(CNN) — The Biden Government told the Supreme Court on Tuesday that judges should reject an emergency offer from a group of GOP-led states to keep the controversial Trump-era border restriction known as Title 42 in place while legal challenges are resolved.
But it also asked the court to delay ending the use of Title 42 until at least December 27, citing ongoing preparations for an influx of migrants and the upcoming holiday weekend.
The administration said states, led by Arizona, have no legal right to challenge the opinion of a federal district court that struck down the program and ordered its termination on Wednesday.
Chief Justice John Roberts temporarily froze that deadline this Monday and asked the parties involved in the lawsuit, the Department of Justice and the American Civil Liberties Union (ACLU), to comment on the matter.
Until the Supreme Court issues an order, which could occur at any time, although it does not have a deadline to do so, the authority will remain in effect.
Since March 2020, Title 42 allows US border agents to immediately turn away immigrants who cross the southern border illegally, in the interest of preventing covid-19. There have been nearly 2.5 million removals, the majority under the Biden administration, which has been bracing for an influx of arrivals if authority is lifted.
The breaking legal dispute comes as federal officials and border communities brace for an expected surge in immigrant arrivals this week as the immigration issue continues to inflame both sides of the political divide. The Department of Homeland Security implemented a plan for the end of the program that includes increasing resources at the border, going after human smugglers and collaborating with international partners.
In Tuesday’s court papers, Attorney General Elizabeth Prelogar stressed that it would be highly unusual for the court to allow states to intervene at the last minute when they have not been an official party to the dispute in question.
“The Government recognizes that the end of the Title 42 orders will likely cause disruption and a temporary increase in illegal border crossings,” Prelogar wrote.
“The Government is in no way seeking to minimize the severity of this problem. But the solution to this immigration problem cannot be to indefinitely extend a public health measure that is now recognized by all to have outgrown its public health justification,” he wrote.

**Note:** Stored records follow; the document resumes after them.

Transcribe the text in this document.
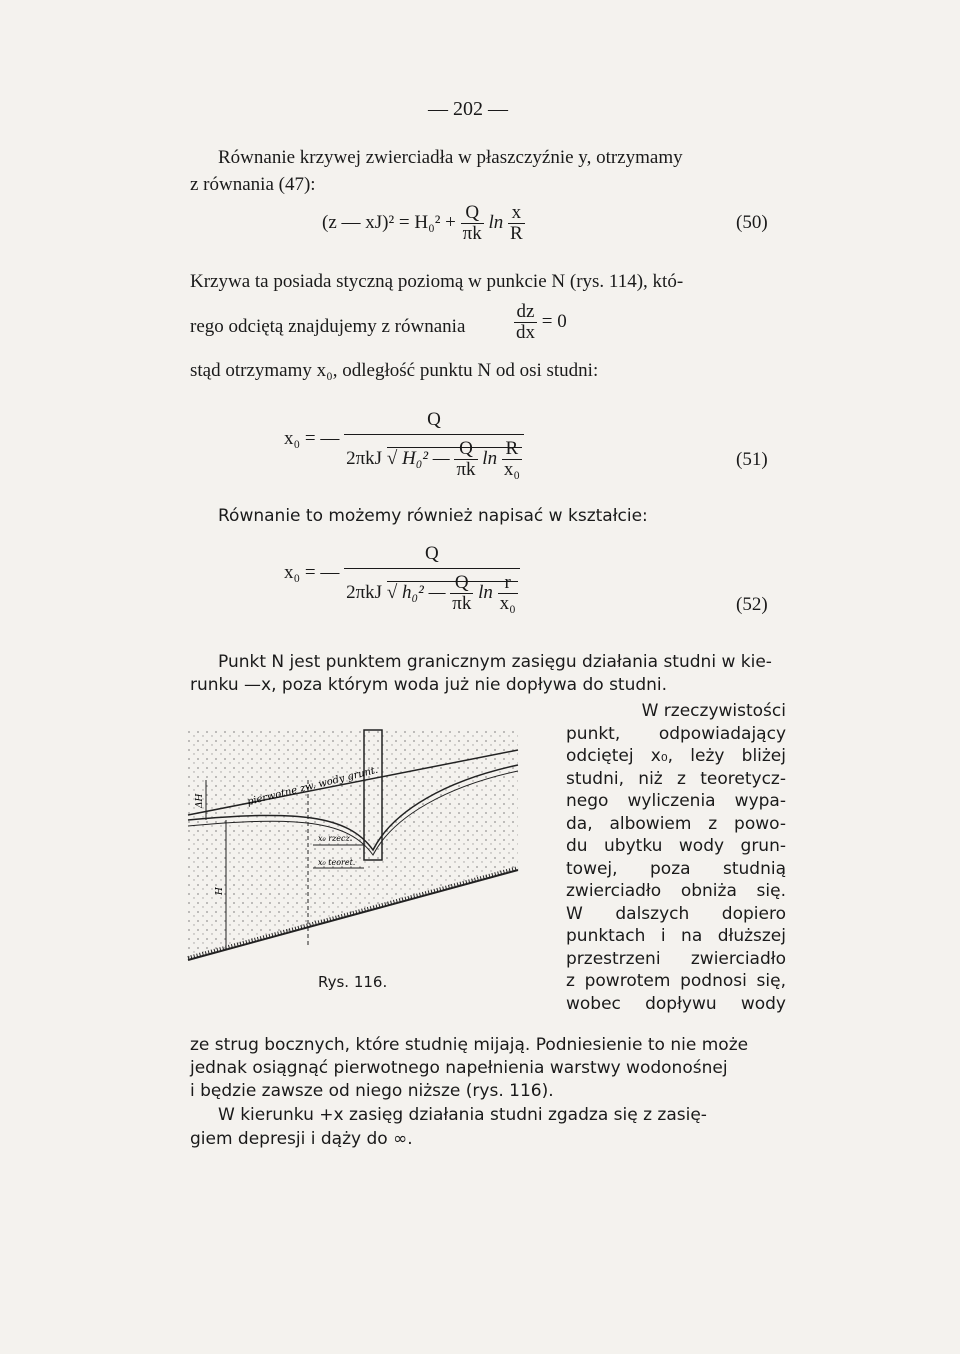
— 202 —
Równanie krzywej zwierciadła w płaszczyźnie y, otrzymamy
z równania (47):
(z — $xJ)^2 = H_0^2 + \frac{Q}{\pi k}$ $\ln \frac{x}{R}$	(50)
Krzywa ta posiada styczną poziomą w punkcie N (rys. 114), któ-
rego odciętą znajdujemy z równania	$\frac{dz}{dx} = 0$
stąd otrzymamy x₀, odległość punktu N od osi studni:
x₀ = — $\frac{Q}{2\pi kJ √ H_0^2 — \frac{Q}{\pi k} \ln \frac{R}{\text{x₀}}}$	(51)
Równanie to możemy również napisać w kształcie:
x₀ = — $\frac{Q}{2\pi kJ √ h_0^2 — \frac{Q}{\pi k} \ln \frac{r}{\text{x₀}}}$	(52)
Punkt N jest punktem granicznym zasięgu działania studni w kie-
runku —x, poza którym woda już nie dopływa do studni.
W rzeczywistości
punkt, odpowiadający
odciętej x₀, leży bliżej
studni, niż z teoretycz-
nego wyliczenia wypa-
da, albowiem z powo-
du ubytku wody grun-
towej, poza studnią
zwierciadło obniża się.
W dalszych dopiero
punktach i na dłuższej
przestrzeni zwierciadło
z powrotem podnosi się,
wobec dopływu wody
pierwotne zw. wody grunt.
x₀ rzecz.
x₀ teoret.
ΔH
H
Rys. 116.
ze strug bocznych, które studnię mijają. Podniesienie to nie może
jednak osiągnąć pierwotnego napełnienia warstwy wodonośnej
i będzie zawsze od niego niższe (rys. 116).
W kierunku +x zasięg działania studni zgadza się z zasię-
giem depresji i dąży do ∞.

Lawyers for the ACLU, which represents families subject to Title 42, also urged the judges to deny the states’ appeal.
“This case file documents the truly extraordinary horrors that are inflicted on non-citizens every day with Title 42 removals,” wrote Lee Gelernt, attorney for the families.
“The States’ argument effectively boils down to a claim that Title 42 — without hearings and without access to asylum — is a better system of immigration control from their perspective than the actual immigration statutes enacted by Congress. “Gelernt added. “But again, that’s an election for Congress.”
Preparing for the end of Trump-era authority
The White House has been preparing for the end of Title 42, expecting a flow of migrants crossing the US-Mexico border. In the Del Rio sector, for example, officials predicted that the number of migrant encounters could double from 1,700 a day to 3,500 a day when Title 42 ends, straining stretched resources in a remote area of the border.
Despite Monday’s decision, the administration is moving forward with the plans.
“We carry on as if nothing has changed,” said one of the officials, adding that political discussions are still ongoing to provide other legal avenues for the Nicaraguans, Haitians and Cubans who make up a large number of migrant encounters.
As for what happens this Wednesday if the expiration remains on hold, one official said there may be a “mini surge.”
“I think there are some who probably haven’t gotten the message and won’t until they cross,” the official said. “There are some already committed to crossing.”
Late Friday night, the US Court of Appeals for the District of Columbia Circuit ruled against the states, holding that they waited “inordinate” time before attempting to become involved in the case. That order triggered the emergency request before the high court, addressed to Roberts.
Arizona Attorney General Mark Brnovich, who led the initiative on behalf of the states, said in a statement Monday that “getting rid of Title 42 will recklessly and needlessly endanger more Americans and immigrants by exacerbating the catastrophe that is unfolding.” is taking place on our southern border,” adding: “Illegal crossings are estimated to increase from 7,000 a day to 18,000.”
Brnovich had told the judges in court papers that they should suspend the lower court’s ruling. Alternatively, he said judges should grant an “immediate” temporary injunction to maintain the status quo and also consider whether to bypass the appeals court and agree to hear arguments on the merits themselves.
“Not granting a stay here will inflict enormous irreparable damage on states, especially since states bear many of the consequences of illegal immigration,” Brnovich argued.
In the present case, six families who illegally crossed the US-Mexico border and who were subject to the Title 42 process filed the original lawsuit.
In court documents, the ACLU previously argued that Covid-19 was always a thinly veiled pretext for tightening immigration control. “There is no legal basis for using a so-called public health measure to displace immigration laws long after any public health justification has expired.”
Meanwhile, while the Biden administration opposes the states’ attempt to intervene in the ongoing dispute and has said it is willing to allow the program to end, it continues to appeal the district court opinion to preserve the government’s authority to impose public health orders in the future.